My dodgy accent

The Queen's English and I go back a long way

When I tell people that Tall Story will be published in the Philippines in July, their immediate question is: "In English?"

Well, yes. English is one of two official languages in the Philippines - the other one being Filipino, a language based on the majority dialect Tagalog, one of 171 native languages spoken in the country. With so many languages, Filipino educators have long sought a single, unifying language and Filipino was created to do just that.

So us Pinoys have a love-hate relationship with English - on the one hand, it seems an advantage to speak an international language, on the other hand, it's the language of our colonizers, the United States,  who came in 1898 purportedly to Christianize the Filipinos (not realizing that we'd been Catholics under Spain for 300 years).

When I'm visiting my family in the Philippines, I slip easily into the combined English-Tagalog patois spoken in Manila. But when friends in England ask me to demonstrate, I find it incredibly difficult to perform on demand.

For some strange psychological reason, when in the UK, I maintain an American accent with some British vowels.

There's a an online speech accent archive at George Mason University in Fairfax, Virginia where they're collecting accents. To join, all you have to do is record yourself reading from a text that is claimed to contain most of the consonants, vowels and clusters of Standard American English.
Please call Stella. Ask her to bring these things with her from the store: six spoons of fresh snow peas, five thick slabs of blue cheese, and maybe a snack for her brother Bob. We also need a small plastic snake and a big toy frog for the kids. She can scoop these things into three red bags, and we will go meet her Wednesday at the train station
So here I am reading the text in the accent I use on a daily basis in the UK.

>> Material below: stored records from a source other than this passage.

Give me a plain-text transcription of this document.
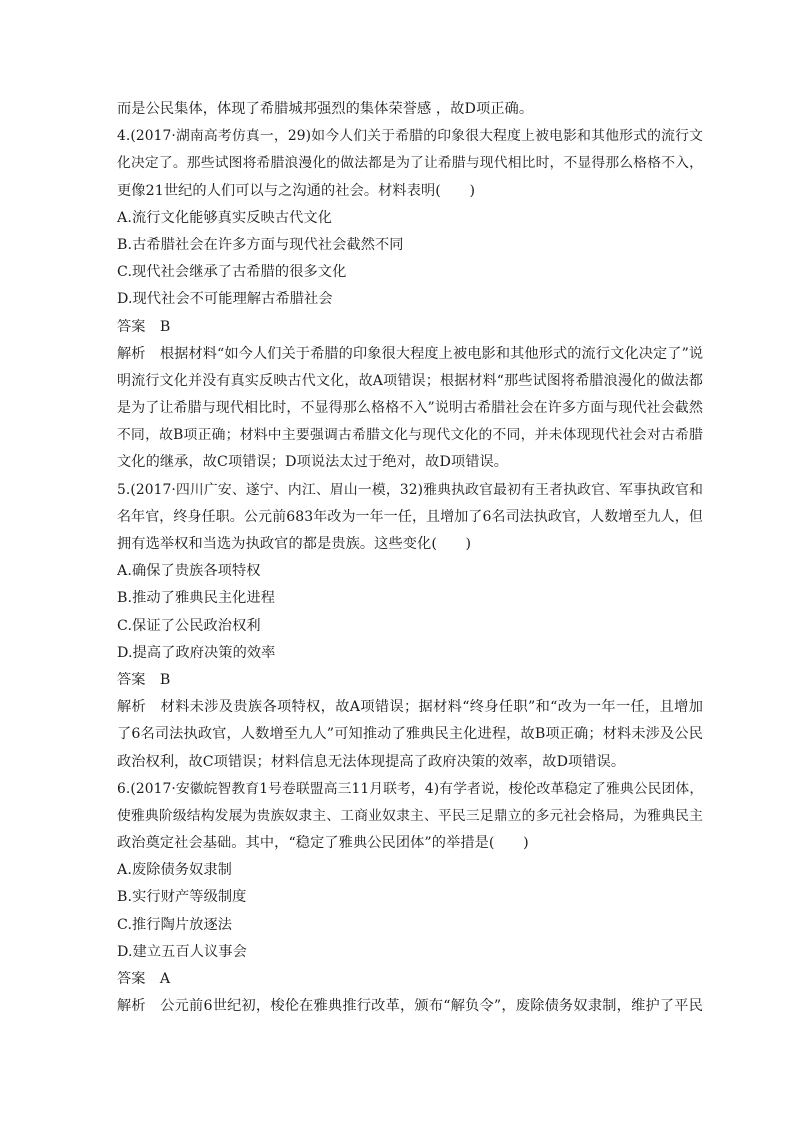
而是公民集体，体现了希腊城邦强烈的集体荣誉感 ，故D项正确。
4.(2017·湖南高考仿真一，29)如今人们关于希腊的印象很大程度上被电影和其他形式的流行文
化决定了。那些试图将希腊浪漫化的做法都是为了让希腊与现代相比时，不显得那么格格不入，
更像21世纪的人们可以与之沟通的社会。材料表明(　　)
A.流行文化能够真实反映古代文化
B.古希腊社会在许多方面与现代社会截然不同
C.现代社会继承了古希腊的很多文化
D.现代社会不可能理解古希腊社会
答案　B
解析　根据材料“如今人们关于希腊的印象很大程度上被电影和其他形式的流行文化决定了”说
明流行文化并没有真实反映古代文化，故A项错误；根据材料“那些试图将希腊浪漫化的做法都
是为了让希腊与现代相比时，不显得那么格格不入”说明古希腊社会在许多方面与现代社会截然
不同，故B项正确；材料中主要强调古希腊文化与现代文化的不同，并未体现现代社会对古希腊
文化的继承，故C项错误；D项说法太过于绝对，故D项错误。
5.(2017·四川广安、遂宁、内江、眉山一模，32)雅典执政官最初有王者执政官、军事执政官和
名年官，终身任职。公元前683年改为一年一任，且增加了6名司法执政官，人数增至九人，但
拥有选举权和当选为执政官的都是贵族。这些变化(　　)
A.确保了贵族各项特权
B.推动了雅典民主化进程
C.保证了公民政治权利
D.提高了政府决策的效率
答案　B
解析　材料未涉及贵族各项特权，故A项错误；据材料“终身任职”和“改为一年一任，且增加
了6名司法执政官，人数增至九人”可知推动了雅典民主化进程，故B项正确；材料未涉及公民
政治权利，故C项错误；材料信息无法体现提高了政府决策的效率，故D项错误。
6.(2017·安徽皖智教育1号卷联盟高三11月联考，4)有学者说，梭伦改革稳定了雅典公民团体，
使雅典阶级结构发展为贵族奴隶主、工商业奴隶主、平民三足鼎立的多元社会格局，为雅典民主
政治奠定社会基础。其中，“稳定了雅典公民团体”的举措是(　　)
A.废除债务奴隶制
B.实行财产等级制度
C.推行陶片放逐法
D.建立五百人议事会
答案　A
解析　公元前6世纪初，梭伦在雅典推行改革，颁布“解负令”，废除债务奴隶制，维护了平民
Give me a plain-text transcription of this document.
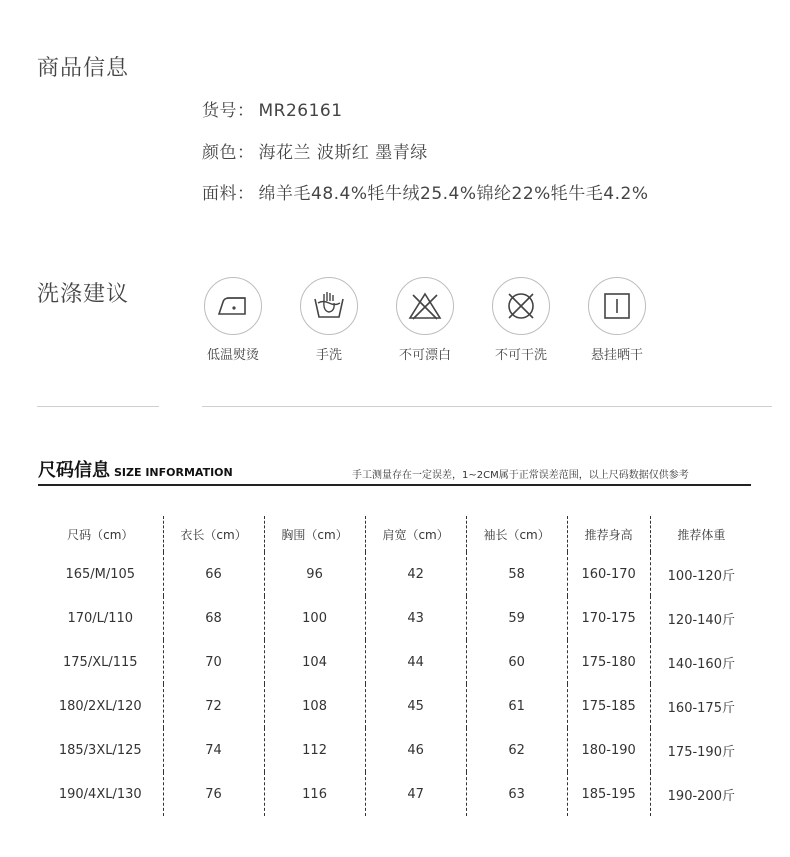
商品信息
货号： MR26161
颜色： 海花兰 波斯红 墨青绿
面料： 绵羊毛48.4%牦牛绒25.4%锦纶22%牦牛毛4.2%
洗涤建议
低温熨烫	手洗	不可漂白	不可干洗	悬挂晒干
尺码信息 SIZE INFORMATION	手工测量存在一定误差，1~2CM属于正常误差范围，以上尺码数据仅供参考
尺码（cm）	衣长（cm）	胸围（cm）	肩宽（cm）	袖长（cm）	推荐身高	推荐体重
165/M/105	66	96	42	58	160-170	100-120斤
170/L/110	68	100	43	59	170-175	120-140斤
175/XL/115	70	104	44	60	175-180	140-160斤
180/2XL/120	72	108	45	61	175-185	160-175斤
185/3XL/125	74	112	46	62	180-190	175-190斤
190/4XL/130	76	116	47	63	185-195	190-200斤
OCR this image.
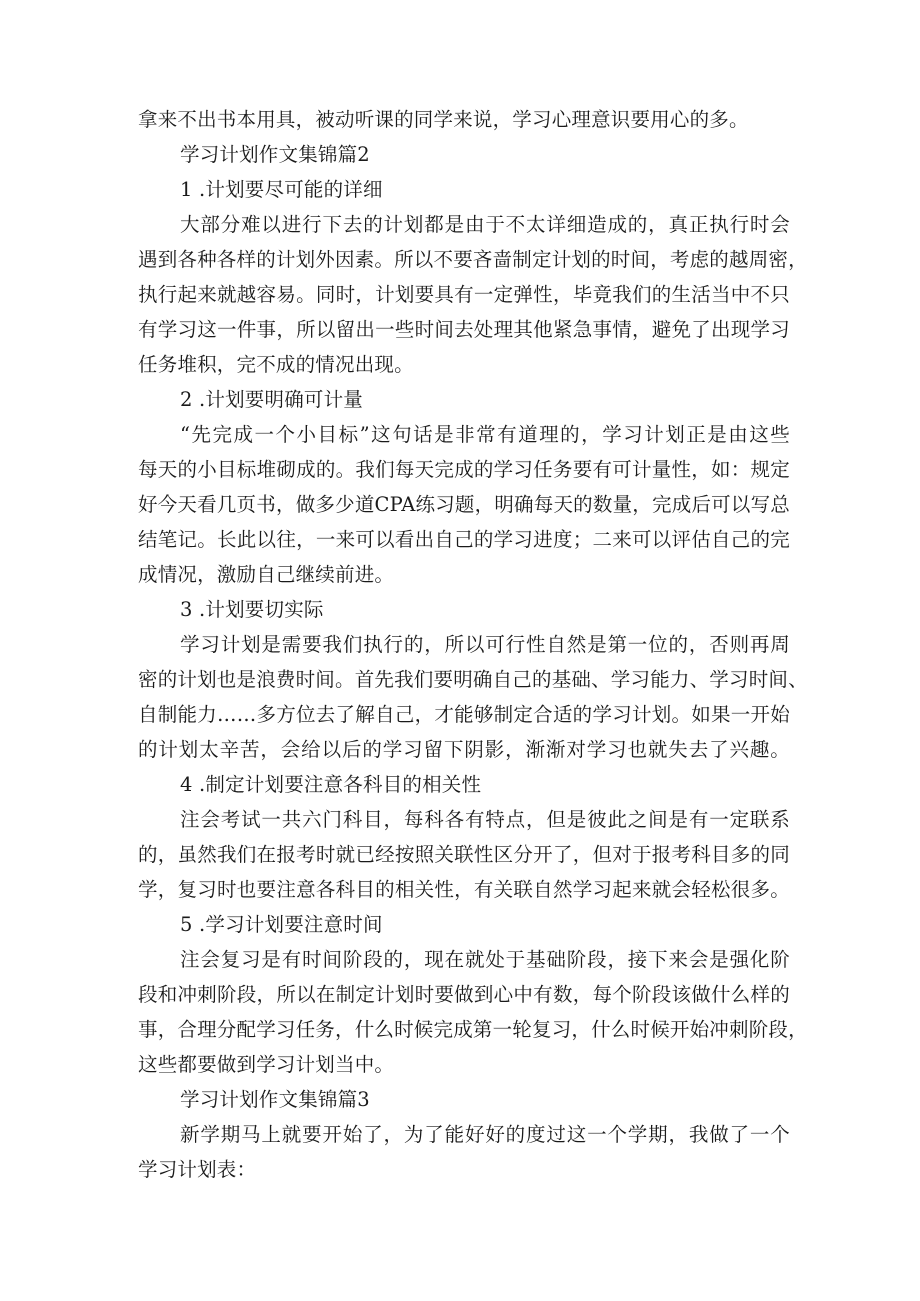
拿来不出书本用具，被动听课的同学来说，学习心理意识要用心的多。

学习计划作文集锦篇2

1 .计划要尽可能的详细

大部分难以进行下去的计划都是由于不太详细造成的，真正执行时会

遇到各种各样的计划外因素。所以不要吝啬制定计划的时间，考虑的越周密，

执行起来就越容易。同时，计划要具有一定弹性，毕竟我们的生活当中不只

有学习这一件事，所以留出一些时间去处理其他紧急事情，避免了出现学习

任务堆积，完不成的情况出现。

2 .计划要明确可计量

“先完成一个小目标”这句话是非常有道理的，学习计划正是由这些

每天的小目标堆砌成的。我们每天完成的学习任务要有可计量性，如：规定

好今天看几页书，做多少道CPA练习题，明确每天的数量，完成后可以写总

结笔记。长此以往，一来可以看出自己的学习进度；二来可以评估自己的完

成情况，激励自己继续前进。

3 .计划要切实际

学习计划是需要我们执行的，所以可行性自然是第一位的，否则再周

密的计划也是浪费时间。首先我们要明确自己的基础、学习能力、学习时间、

自制能力……多方位去了解自己，才能够制定合适的学习计划。如果一开始

的计划太辛苦，会给以后的学习留下阴影，渐渐对学习也就失去了兴趣。

4 .制定计划要注意各科目的相关性

注会考试一共六门科目，每科各有特点，但是彼此之间是有一定联系

的，虽然我们在报考时就已经按照关联性区分开了，但对于报考科目多的同

学，复习时也要注意各科目的相关性，有关联自然学习起来就会轻松很多。

5 .学习计划要注意时间

注会复习是有时间阶段的，现在就处于基础阶段，接下来会是强化阶

段和冲刺阶段，所以在制定计划时要做到心中有数，每个阶段该做什么样的

事，合理分配学习任务，什么时候完成第一轮复习，什么时候开始冲刺阶段，

这些都要做到学习计划当中。

学习计划作文集锦篇3

新学期马上就要开始了，为了能好好的度过这一个学期，我做了一个

学习计划表：
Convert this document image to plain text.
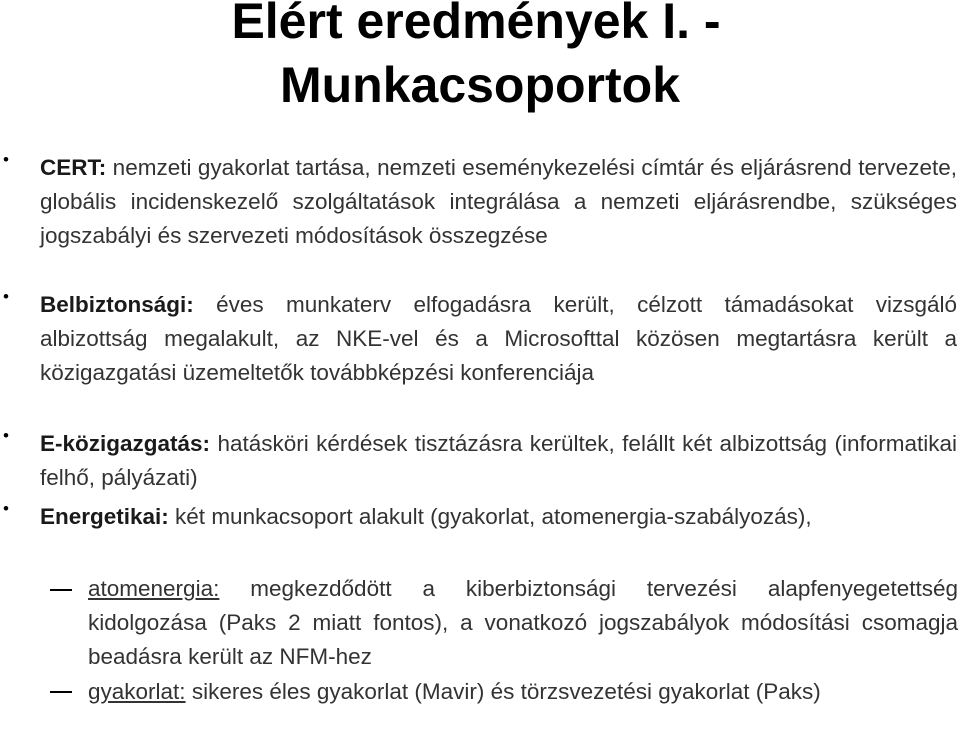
Elért eredmények I. -
Munkacsoportok
• CERT: nemzeti gyakorlat tartása, nemzeti eseménykezelési címtár és eljárásrend tervezete, globális incidenskezelő szolgáltatások integrálása a nemzeti eljárásrendbe, szükséges jogszabályi és szervezeti módosítások összegzése
• Belbiztonsági: éves munkaterv elfogadásra került, célzott támadásokat vizsgáló albizottság megalakult, az NKE-vel és a Microsofttal közösen megtartásra került a közigazgatási üzemeltetők továbbképzési konferenciája
• E-közigazgatás: hatásköri kérdések tisztázásra kerültek, felállt két albizottság (informatikai felhő, pályázati)
• Energetikai: két munkacsoport alakult (gyakorlat, atomenergia-szabályozás),
atomenergia: megkezdődött a kiberbiztonsági tervezési alapfenyegetettség kidolgozása (Paks 2 miatt fontos), a vonatkozó jogszabályok módosítási csomagja beadásra került az NFM-hez
gyakorlat: sikeres éles gyakorlat (Mavir) és törzsvezetési gyakorlat (Paks)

And  here is the accent I revert to the moment I get home to the Philippines.

In the Philippines, as it is here in England, accents carry status connotations that heavily influence how one may be perceived by others - with one's perceived poshness relative to how Hollywood neutral your accent might be. My father, an artistic, creative soul, spoke four languages and though his English was complex, he couldn't quite shake off that heavy Visayan accent. My mother, an English teacher, has a clean, " received Hollywood" accent and no matter the state of her purse, she commands instant obsequiousness amongst the less linguistically adept.

In an article in today's Guardian, Steven H Weinberger, who runs the accents archive, insists that accents have nothing to do with ability or intelligence, they are "systematic rather than mistaken speech".
Crucial to an understanding of accents is that they are "systematic rather than merely mistaken speech", Weinberger says. This can counter what he describes as "biased social judgments" based on people's accents. "When we understand that accents are not due to 'errors' or faulty learning, we may be more sympathetic to the speakers. But biases are hard to unlearn."
Accent can be something of a tragedy for some people. A good friend of mine who speaks with an accent thick enough to slice is constantly made to suffer for it in the form of GPs ignoring her and various petty officials dismissing her as a crank. But if I pick up the phone on her behalf, she is amazed by the speed and courtesy with which people respond to my perceived-to-be less offensive accent.

In Tall Story, I have a Filipino character who, once he arrives in London, finds himself at a linguistic disadvantage when he tries to express himself in English - with hilarious results. But I make sure that the reader is party to his complex thoughts and feelings.

I hope it goes a little way towards demonstrating that you really can't judge a human being by his or her dodgy accent.